Nursery rhymes serve various functions for the young far beyond any amusement value. They are a primary means of language acquisition; indeed, some researchers argue that they are central to language acquisition and should be a part of a child's life within the first eighteen months in order for the youngster to develop the necessary synapses to develop his or her full literacy potential. Nursery rhymes also fulfill the goal of enabling children to see themselves in literature, for the world seems to be nonsensical to children and they are thus gratified to identify with the many vulnerable characters to whom things happen in fairy tales.

As children age, they are the first to put behind them “childish things,” and they frequently use variants on nursery rhymes to express their maturation. The result is an endless variety of parodies on familiar forms that have themselves, in recent years, become the basis for numerous books. Especially fine examples of this genre are the compilations by June Factor (with Gwenda Davey and others) of children's own submissions, starting with Far Out, Brussel Sprout (1983), in which one of the most popular of childhood verses appears as “Mary had a little lamb, Her father shot it dead. Now it goes to school, beneath two slices of bread.” Children mark their passage through childhood by rejecting what went before and declaring supremacy over it, as in the following “elevated” version of “Three Blind Mice” by a ten- year-old: Three rodents with defective vision, Three rodents with defective vision. Observe how they perambulate. They all perambulated after the agriculturalist's mate, Who severed their extremities with a kitchen utensil. Have you ever observed such a phenomenon in all your existence As three rodents with defective vision? The Opies' volume I Saw Esau: The Schoolchild's Pocket Book, illustrated by Maurice Sendak (1992), is a fine collection of older children's reactions of this nature to nursery rhyme.
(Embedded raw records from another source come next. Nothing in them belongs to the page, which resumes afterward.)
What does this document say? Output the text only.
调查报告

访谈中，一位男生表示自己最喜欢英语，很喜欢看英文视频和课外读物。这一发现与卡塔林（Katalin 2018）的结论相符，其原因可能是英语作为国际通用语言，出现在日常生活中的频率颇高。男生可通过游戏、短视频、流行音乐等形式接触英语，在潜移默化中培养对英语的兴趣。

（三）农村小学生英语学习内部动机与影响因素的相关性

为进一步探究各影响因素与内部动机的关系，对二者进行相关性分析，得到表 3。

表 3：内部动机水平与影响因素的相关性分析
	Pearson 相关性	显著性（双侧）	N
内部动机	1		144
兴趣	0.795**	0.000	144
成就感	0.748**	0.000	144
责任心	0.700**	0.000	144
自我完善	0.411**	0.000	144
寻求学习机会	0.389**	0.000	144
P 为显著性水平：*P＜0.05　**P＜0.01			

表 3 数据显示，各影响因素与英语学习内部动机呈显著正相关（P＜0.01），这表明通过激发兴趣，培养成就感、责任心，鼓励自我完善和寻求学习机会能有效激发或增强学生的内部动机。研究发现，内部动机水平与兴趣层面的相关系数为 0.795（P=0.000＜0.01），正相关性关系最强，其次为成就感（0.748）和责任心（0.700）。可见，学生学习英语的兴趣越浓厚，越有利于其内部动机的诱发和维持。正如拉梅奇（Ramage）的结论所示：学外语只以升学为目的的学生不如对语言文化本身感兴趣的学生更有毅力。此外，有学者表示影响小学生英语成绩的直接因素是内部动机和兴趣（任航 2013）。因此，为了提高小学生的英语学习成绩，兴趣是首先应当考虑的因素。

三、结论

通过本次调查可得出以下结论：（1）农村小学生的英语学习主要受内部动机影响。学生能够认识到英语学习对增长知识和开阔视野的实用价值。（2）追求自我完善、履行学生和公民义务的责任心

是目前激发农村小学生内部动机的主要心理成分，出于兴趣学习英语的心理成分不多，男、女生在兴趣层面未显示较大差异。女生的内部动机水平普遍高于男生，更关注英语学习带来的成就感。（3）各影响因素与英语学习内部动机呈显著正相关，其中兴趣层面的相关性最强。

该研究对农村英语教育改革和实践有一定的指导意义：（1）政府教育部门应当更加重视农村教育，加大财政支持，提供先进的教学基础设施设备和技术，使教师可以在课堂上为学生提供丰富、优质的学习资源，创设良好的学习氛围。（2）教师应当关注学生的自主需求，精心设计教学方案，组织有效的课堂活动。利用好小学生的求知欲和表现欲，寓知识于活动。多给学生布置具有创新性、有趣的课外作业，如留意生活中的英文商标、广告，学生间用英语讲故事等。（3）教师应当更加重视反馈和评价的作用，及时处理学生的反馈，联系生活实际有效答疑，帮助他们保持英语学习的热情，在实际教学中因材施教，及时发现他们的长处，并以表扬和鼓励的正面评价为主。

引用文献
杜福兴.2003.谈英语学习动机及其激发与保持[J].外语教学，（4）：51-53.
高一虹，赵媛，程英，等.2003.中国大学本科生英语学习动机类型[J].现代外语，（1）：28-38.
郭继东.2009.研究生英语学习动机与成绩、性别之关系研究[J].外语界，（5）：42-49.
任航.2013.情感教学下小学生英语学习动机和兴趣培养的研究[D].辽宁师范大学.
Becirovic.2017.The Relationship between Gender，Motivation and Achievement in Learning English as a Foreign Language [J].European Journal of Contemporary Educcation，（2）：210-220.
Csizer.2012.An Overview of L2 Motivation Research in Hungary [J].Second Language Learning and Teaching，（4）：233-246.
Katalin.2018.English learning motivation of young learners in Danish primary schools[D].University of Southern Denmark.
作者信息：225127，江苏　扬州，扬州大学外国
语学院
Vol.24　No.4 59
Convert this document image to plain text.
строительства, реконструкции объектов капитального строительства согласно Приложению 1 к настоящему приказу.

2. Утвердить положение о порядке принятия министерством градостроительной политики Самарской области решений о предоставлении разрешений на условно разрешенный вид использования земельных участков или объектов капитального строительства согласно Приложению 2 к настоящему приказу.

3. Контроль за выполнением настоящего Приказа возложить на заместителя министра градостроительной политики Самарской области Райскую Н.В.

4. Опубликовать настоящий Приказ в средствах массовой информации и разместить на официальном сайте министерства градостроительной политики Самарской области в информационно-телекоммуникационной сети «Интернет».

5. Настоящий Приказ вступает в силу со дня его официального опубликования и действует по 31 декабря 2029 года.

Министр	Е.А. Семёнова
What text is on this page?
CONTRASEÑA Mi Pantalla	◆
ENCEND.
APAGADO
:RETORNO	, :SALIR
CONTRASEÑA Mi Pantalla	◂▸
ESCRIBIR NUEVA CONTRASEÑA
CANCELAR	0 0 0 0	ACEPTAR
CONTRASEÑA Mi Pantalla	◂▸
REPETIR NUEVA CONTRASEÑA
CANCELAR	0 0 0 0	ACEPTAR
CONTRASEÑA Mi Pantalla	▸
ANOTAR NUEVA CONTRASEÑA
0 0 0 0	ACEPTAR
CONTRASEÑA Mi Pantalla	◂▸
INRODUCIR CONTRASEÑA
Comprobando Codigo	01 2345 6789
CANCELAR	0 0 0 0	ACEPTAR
A substantial number of books have explored the way that nursery rhymes may be a means of instilling identity—most obviously national identity, but sometimes cultural or religious identity as well. Around the beginning of the 20th century, when nationalist movements were common and immigrants to new lands were searching for their identity, numerous nursery rhyme collections with overtly nationalist themes appeared—for instance, David Boyle's Uncle Jim's Nursery Rhymes for Canadian Children (1908), which was the first four-color illustrated Canadian work for children. Boyle, an avocational scholar of folklore, integrated his Argylleshire background with the Canadian environment to produce a work intended to promote a sense of Canadianness. Robert Holden has documented that around the same time in Australia, there emerged verses obviously involved with what we might now call “identity politics”—such as “Twinkle, Twinkle, Southern Cross,” which played on the distinctiveness of the antipodes. There were also publications promoting American verse, as documented in the retrospective Yankee Doodle's Literary Sampler of Prose, Poetry, and Pictures: Being an Anthology of Diverse Works Published for the Edification and/or Entertainment of Young Readers in America before 1900, edited by Virginia Havilland and Margaret Coughlan (1974). Modern versions of the same type include Colin Thiele and Wendy DePaauw's The Australian Mother Goose (2d. ed., 1992), which enjoys success as a children's, as well as a tourist, book. Works attempting to manipulate nursery rhymes to fulfill overt agendas have seldom captivated significant audiences. Children continue today, as they undoubtedly have throughout the history of nursery rhymes, to engage with the rhymes directly and to make of them what matters to their understanding of the world and operation in it.